Twenty-four hour ocular and systemic diurnal rhythms in children

Abstract

Purpose: Ocular diurnal rhythms have been implicated in myopia, glaucoma, diabetes, and other ocular pathologies. Ocular rhythms have been well described in adults; however, they have not yet been fully examined in children. The goal of this study was to investigate ocular and systemic diurnal rhythms over 24 h in children.

Methods: Subjects, ages 5 to 14 years (n = 18), wore a light, sleep, and activity monitor for one week to assess habitual sleep/wake patterns, then underwent diurnal measurements every 4 h for 24 h. Measurements included blood pressure, heart rate, body temperature, intraocular pressure (IOP), ocular biometry, and optical coherence tomography imaging. Saliva was collected for melatonin and cortisol analysis. Mean ocular perfusion pressure was calculated from IOP and blood pressure. Central corneal thickness, corneal power, anterior chamber depth, lens thickness, vitreous chamber depth, and axial length were determined from biometry. Total retinal thickness, retinal pigment epithelium (RPE) + photoreceptor outer segment thickness, photoreceptor inner segment thickness, and choroidal thickness were determined for a 1 mm diameter centred on the fovea. Subjects' amplitude and acrophase of diurnal variation for each parameter were determined using Fourier analysis, and mean acrophase was calculated using unit vector averaging.

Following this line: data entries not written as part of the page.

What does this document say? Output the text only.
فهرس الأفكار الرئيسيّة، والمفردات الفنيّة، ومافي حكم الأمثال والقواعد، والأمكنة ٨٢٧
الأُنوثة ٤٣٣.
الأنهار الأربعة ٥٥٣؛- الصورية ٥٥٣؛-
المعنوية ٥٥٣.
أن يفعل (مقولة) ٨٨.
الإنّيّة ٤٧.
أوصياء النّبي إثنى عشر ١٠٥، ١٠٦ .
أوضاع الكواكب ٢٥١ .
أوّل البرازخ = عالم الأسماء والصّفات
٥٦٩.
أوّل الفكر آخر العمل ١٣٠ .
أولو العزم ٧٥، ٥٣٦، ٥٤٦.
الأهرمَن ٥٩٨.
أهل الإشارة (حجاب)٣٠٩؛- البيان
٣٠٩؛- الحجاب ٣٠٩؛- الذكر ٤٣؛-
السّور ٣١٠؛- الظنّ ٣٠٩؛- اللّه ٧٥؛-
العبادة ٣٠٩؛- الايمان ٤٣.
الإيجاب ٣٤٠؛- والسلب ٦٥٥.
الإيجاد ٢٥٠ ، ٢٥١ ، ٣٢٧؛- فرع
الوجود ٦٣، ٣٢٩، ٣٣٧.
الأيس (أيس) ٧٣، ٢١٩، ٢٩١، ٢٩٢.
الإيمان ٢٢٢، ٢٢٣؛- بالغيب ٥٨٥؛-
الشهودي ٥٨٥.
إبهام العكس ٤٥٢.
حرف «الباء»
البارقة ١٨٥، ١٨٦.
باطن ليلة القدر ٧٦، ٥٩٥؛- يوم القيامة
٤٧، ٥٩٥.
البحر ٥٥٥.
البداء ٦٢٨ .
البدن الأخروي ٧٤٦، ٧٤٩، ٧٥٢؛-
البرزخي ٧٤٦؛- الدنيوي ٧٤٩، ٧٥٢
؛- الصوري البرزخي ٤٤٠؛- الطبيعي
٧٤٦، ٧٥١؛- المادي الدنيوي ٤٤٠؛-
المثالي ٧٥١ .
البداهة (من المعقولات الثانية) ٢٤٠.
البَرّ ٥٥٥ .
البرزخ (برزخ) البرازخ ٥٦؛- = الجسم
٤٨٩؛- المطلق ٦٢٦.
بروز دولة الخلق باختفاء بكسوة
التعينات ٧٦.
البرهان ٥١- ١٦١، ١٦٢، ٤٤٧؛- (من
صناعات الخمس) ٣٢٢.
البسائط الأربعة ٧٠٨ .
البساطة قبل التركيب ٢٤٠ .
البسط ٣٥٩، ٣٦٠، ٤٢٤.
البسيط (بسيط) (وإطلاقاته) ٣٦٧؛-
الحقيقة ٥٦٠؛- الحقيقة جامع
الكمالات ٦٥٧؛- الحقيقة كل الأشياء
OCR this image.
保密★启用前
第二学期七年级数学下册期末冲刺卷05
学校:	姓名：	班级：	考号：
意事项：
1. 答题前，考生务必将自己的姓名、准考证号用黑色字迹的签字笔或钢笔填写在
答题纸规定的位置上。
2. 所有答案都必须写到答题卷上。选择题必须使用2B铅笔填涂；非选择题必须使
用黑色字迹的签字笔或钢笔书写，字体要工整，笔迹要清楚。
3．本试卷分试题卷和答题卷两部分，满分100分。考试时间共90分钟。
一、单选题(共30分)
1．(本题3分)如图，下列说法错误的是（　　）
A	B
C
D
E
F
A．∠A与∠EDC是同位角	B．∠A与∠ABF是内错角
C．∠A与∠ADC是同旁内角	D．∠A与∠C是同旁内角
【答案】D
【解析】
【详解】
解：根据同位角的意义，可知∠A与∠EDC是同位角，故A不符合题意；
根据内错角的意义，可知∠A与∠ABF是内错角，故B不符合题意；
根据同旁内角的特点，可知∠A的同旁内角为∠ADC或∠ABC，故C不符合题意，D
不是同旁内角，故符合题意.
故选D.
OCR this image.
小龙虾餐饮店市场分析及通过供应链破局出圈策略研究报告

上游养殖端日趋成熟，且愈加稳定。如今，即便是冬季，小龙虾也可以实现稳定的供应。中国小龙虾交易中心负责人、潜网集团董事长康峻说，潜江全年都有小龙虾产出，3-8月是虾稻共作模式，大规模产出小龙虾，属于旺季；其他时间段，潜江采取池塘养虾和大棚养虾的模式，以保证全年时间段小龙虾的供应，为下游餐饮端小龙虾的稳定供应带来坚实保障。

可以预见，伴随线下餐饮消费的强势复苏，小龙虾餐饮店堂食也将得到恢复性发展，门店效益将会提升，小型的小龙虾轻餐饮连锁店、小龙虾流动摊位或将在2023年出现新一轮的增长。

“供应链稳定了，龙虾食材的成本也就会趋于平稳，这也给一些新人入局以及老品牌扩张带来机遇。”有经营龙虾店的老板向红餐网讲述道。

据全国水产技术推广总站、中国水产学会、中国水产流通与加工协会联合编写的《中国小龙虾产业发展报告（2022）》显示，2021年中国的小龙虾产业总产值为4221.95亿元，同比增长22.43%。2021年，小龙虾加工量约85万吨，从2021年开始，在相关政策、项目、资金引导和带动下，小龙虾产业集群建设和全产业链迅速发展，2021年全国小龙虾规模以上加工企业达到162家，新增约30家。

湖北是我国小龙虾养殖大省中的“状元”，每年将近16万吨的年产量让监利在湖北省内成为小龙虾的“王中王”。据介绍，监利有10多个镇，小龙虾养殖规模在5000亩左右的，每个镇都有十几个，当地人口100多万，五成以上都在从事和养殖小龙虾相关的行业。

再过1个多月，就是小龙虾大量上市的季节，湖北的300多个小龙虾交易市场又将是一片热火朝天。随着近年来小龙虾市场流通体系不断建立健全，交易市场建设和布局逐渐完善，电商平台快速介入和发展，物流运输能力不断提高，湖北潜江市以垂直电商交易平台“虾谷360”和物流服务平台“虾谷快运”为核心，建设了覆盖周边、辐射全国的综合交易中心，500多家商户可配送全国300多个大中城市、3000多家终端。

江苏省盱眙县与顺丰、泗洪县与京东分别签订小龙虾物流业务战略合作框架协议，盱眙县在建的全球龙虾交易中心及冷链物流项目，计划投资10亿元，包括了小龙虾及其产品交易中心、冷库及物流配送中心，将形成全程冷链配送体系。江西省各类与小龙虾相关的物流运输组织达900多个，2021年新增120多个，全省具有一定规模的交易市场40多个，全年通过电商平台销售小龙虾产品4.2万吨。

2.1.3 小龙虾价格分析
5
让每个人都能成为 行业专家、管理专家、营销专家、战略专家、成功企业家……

Results: Repeated measures analysis of variance (ANOVA) showed that all parameters except anterior chamber depth exhibited significant variations over 24 h (p ≤ 0.005 for all). Axial length underwent diurnal variation of 45.25 ± 6.30 μm with an acrophase at 12.92 h, and choroidal thickness underwent diurnal variation of 26.25 ± 2.67 μm with an acrophase at 1.90 h. IOP was approximately in phase with axial length, with a diurnal variation of 4.19 ± 0.50 mmHg and acrophase at 11.37 h. Total retinal thickness underwent a significant diurnal variation of 4.09 ± 0.39 μm with an acrophase at 15.04 h. The RPE + outer segment layer was thickest at 3.25 h, while the inner segment layer was thickest at 14.95 h. Melatonin peaked during the dark period at 2.36 h, and cortisol peaked after light onset at 9.22 h.

Conclusions: Ocular and systemic diurnal rhythms were robust in children and similar to those previously reported in adult populations. Axial length and IOP were approximately in phase with each other, and in antiphase to choroidal thickness. These findings may have important implications in myopia development in children.

Keywords: axial length; choroidal thickness; circadian rhythms; cortisol; diurnal rhythms; melatonin.

Figure 1.

Protocol. Following screening and enrolment, subjects wore an Actiwatch for one week, then underwent ocular and systemic measurements every 4 h for 24 h. Grey areas represent the dark period.

Figure 2.

a) Representative infrared image showing the radial scan pattern and b) b-scan with segmentation as follows: inner limiting membrane (ILM, green), inner segment/outer segment border (ISOS, magenta), external limiting membrane (ELM, blue), retinal pigment epithelium/Bruch’s membrane junction (RPE-BM, red), and posterior choroid (yellow).

Figure 3.

Mean (± standard error) 24 h change in total retinal thickness (μm, black), retinal pigment epithelium + outer segment thickness (RPE+OS μm, red), and inner segment thickness (IS μm, green) for all subjects (n = 18); solid lines are cosinor fits to the data; grey areas represent the dark period.

Figure 4.

Mean (± standard error) 24 h change in axial length (μm, black), choroidal thickness (μm, red), intraocular pressure (IOP mmHg, green), and mean ocular perfusion pressure (MOPP mmHg, blue) for all subjects (n = 18); solid lines are cosinor fits to the data; grey areas represent the dark period.

Figure 5.

Mean (± standard error) change in melatonin concentration (filled symbols) and cortisol concentration (open symbols) across 24 h for all subjects (melatonin n = 16, cortisol n = 17); grey areas represent the dark period.